Regions does not have, in my opinion, as favored a geographic footprint as either SunTrust of BB&T. However, it has one thing that those banks don't; Texas. Regions is making a point of focusing on Texas going forward, and if done effectively, can be the source of a virtually unlimited amount of loan business, something Comerica Bank (CMA), knew when it moved its headquarters from Detroit to Dallas in 2007.
On the strength of Regions increased capitalization and preferred stock retirement, S&P raised the bank's debt rating to BBB1/A3. Earnings are expected to more than triple this year, from $0.17 in 2011 to $0.61 this year. The second quarter earnings report will be a key indicator, and will be released the third week of July. I am looking for earnings of at least $0.16 per share. Much of the earnings gains will continue to be based on favorable loan loss provisions comparisons. Regions set aside over $1.5 billion for bad loans last year, a high amount in 2011 for a bank Regions' size.

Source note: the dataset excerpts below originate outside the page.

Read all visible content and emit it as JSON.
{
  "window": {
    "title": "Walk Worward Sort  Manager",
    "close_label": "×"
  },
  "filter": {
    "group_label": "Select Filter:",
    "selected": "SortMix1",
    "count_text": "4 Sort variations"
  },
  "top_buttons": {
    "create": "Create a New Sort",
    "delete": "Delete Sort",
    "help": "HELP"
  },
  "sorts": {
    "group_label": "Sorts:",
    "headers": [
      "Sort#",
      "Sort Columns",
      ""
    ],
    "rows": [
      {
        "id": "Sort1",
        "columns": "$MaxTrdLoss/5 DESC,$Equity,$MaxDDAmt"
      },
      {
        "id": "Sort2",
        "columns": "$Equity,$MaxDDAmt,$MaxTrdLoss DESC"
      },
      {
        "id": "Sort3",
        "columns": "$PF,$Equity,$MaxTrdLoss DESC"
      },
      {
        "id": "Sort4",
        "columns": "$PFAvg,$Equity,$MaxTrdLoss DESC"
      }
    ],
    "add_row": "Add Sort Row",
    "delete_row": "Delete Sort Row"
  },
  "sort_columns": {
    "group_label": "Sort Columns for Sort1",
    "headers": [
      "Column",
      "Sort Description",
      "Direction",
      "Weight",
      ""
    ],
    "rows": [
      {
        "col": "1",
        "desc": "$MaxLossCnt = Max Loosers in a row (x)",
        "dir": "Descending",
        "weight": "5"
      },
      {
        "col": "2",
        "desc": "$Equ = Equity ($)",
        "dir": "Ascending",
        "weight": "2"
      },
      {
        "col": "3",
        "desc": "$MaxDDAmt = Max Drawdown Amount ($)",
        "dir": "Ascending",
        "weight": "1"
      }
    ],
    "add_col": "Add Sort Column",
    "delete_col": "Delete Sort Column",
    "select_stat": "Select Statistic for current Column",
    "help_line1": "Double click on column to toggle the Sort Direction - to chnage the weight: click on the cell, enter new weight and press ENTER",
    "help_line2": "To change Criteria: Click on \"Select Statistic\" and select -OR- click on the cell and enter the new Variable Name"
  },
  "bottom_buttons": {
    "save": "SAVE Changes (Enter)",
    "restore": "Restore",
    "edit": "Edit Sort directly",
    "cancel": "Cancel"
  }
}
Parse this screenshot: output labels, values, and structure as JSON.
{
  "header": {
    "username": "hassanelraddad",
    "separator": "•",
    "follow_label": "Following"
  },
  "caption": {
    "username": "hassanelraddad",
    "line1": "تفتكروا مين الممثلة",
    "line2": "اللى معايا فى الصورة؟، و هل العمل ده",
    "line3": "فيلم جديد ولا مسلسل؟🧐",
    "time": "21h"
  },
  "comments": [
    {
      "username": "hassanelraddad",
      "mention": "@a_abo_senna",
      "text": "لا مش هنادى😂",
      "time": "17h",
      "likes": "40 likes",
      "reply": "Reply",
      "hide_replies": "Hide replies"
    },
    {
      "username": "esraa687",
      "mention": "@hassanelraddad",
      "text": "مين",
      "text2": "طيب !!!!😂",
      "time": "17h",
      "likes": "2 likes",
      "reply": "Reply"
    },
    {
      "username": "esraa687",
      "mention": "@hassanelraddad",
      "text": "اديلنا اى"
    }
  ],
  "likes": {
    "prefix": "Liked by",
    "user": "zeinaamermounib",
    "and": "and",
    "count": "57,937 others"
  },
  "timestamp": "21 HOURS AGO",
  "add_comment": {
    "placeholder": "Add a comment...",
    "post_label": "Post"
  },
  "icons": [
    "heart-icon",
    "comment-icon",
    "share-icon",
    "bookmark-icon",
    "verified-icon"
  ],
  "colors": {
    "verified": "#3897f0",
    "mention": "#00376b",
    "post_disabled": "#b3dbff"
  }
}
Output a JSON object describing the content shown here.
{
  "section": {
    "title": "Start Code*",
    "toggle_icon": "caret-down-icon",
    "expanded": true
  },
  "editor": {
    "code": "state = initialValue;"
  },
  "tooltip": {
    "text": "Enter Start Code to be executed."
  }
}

There are rumors that Regions would make a fine acquisition by a larger bank. Yet on its own, Regions holds substantial speculative appeal. If by 2014, long term interest rates begin to rise, and Regions begins expanding its loan portfolio, this bank should be able to earn profits of over $1.5 billion, or $1.20 per share, by mid-decade.
Wells Fargo (WFC) is among Regions competitors in some of its major markets, such as Florida. If the universe were Regions' geographic footprint, it would be the second largest bank by deposit market share, behind only Bank of America (BAC). Regions has a 9.8% market share within the region, and Wells Fargo is the third largest, with a 9.4% market share. By most any measure, Regions would do well to aspire to become as financially fit and as profitable as Wells Fargo, but customers do not necessarily care about that. Customers actually give Regions a higher satisfaction score than they give to Wells Fargo.
Perhaps the most important lesson any bank, large or small, can learn from Wells Fargo's experience is that as long as there is effective underwriting, there is no excuse not to try to grow a loan portfolio. Of late, Wells Fargo has been originating about one third of the country's new mortgage loans. Under the bank's cross selling program, a majority of those mortgage customers will have Wells Fargo checking accounts and credit cards. Since it is already the nation's most profitable large bank, I fully expect Wells Fargo to continue to grow its annual earnings at an impressive 12% to 15% clip going forward. There is no better growth stock in the banking sector than Wells Fargo.